PHOTO ADRIAN WYLD, LA PRESSE CANADIENNE

Marie-Claude Bibeau, ministre de l’Agriculture

La ministre de l’Agriculture, Marie-Claude Bibeau, a indiqué dans un courriel à La Presse que le gouvernement Trudeau avait la ferme intention de respecter son engagement de dédommager les producteurs laitiers au pays.

Notre engagement à indemniser pleinement et équitablement tous les producteurs et les transformateurs sous gestion de l’offre pour les impacts subis par les trois accords demeure ferme.

Marie-Claude Bibeau, ministre de l’Agriculture

« [Ce dernier] a cependant été retardé par la COVID-19, qui force notre gouvernement à concentrer ses efforts sur des mesures d’urgence pour aider les personnes les plus vulnérables de notre société ainsi que les entreprises, de toutes les tailles et de tous les secteurs, à traverser la crise », a expliqué la ministre.

Elle a aussi souligné que tous les producteurs qui en ont fait la demande ont reçu leur premier versement sur la base de leur quota de lait au 31 août 2019.

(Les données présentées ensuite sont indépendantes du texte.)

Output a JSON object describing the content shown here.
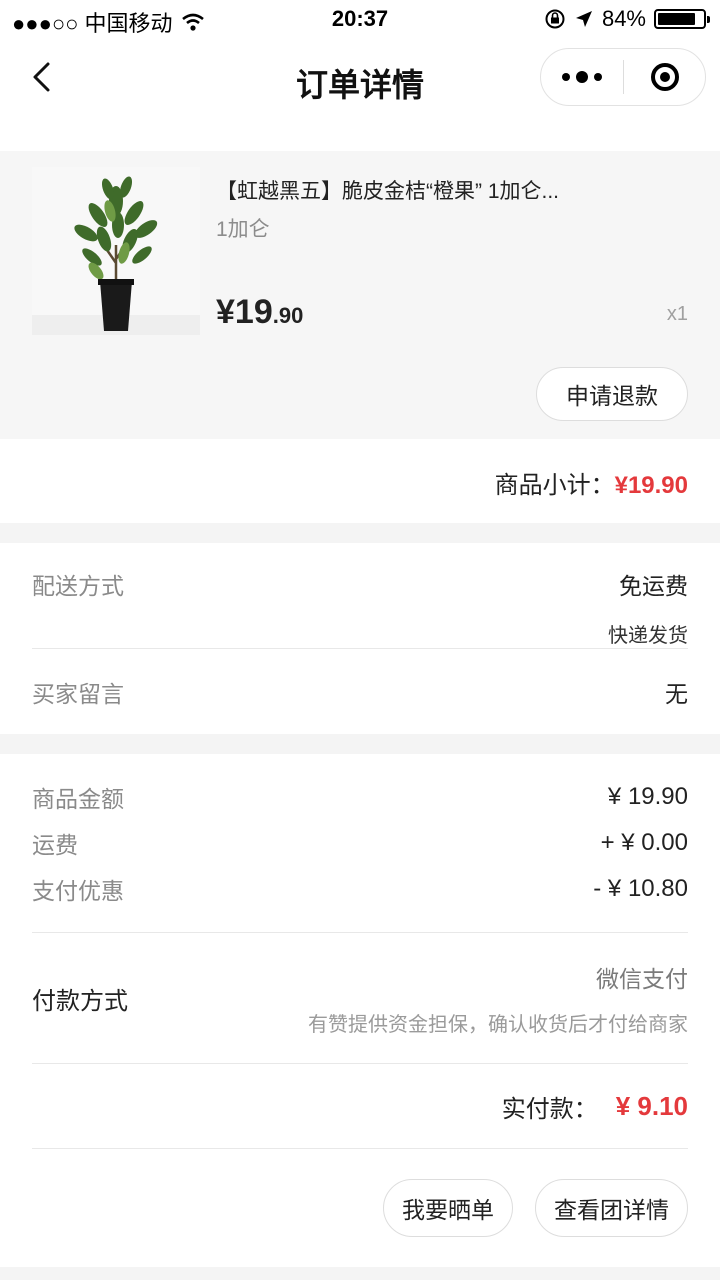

En coulisses, on souligne aussi que le gouvernement Trudeau a pris des mesures visant à atténuer les répercussions de la COVID-19 sur les industries sous gestion de l’offre. À titre d’exemple, le gouvernement fédéral a augmenté en mai la capacité d’emprunt de la Commission canadienne du lait (CCL) de 300 à 500 millions de dollars afin de réponde aux besoins pressants du secteur. Cette mesure a notamment permis à la CCL d’acheter plus de fromage et de beurre et d’aider à gérer les excédents de production de lait attribuables à la pandémie de COVID-19.

Selon des informations obtenues par La Presse, on s’inquiète au plus haut point dans les officines de voir ce dossier traîner en longueur. « Cela fait au moins un an que les compensations financières ont été approuvées par le Cabinet », a laissé tomber une source gouvernementale bien au fait du dossier.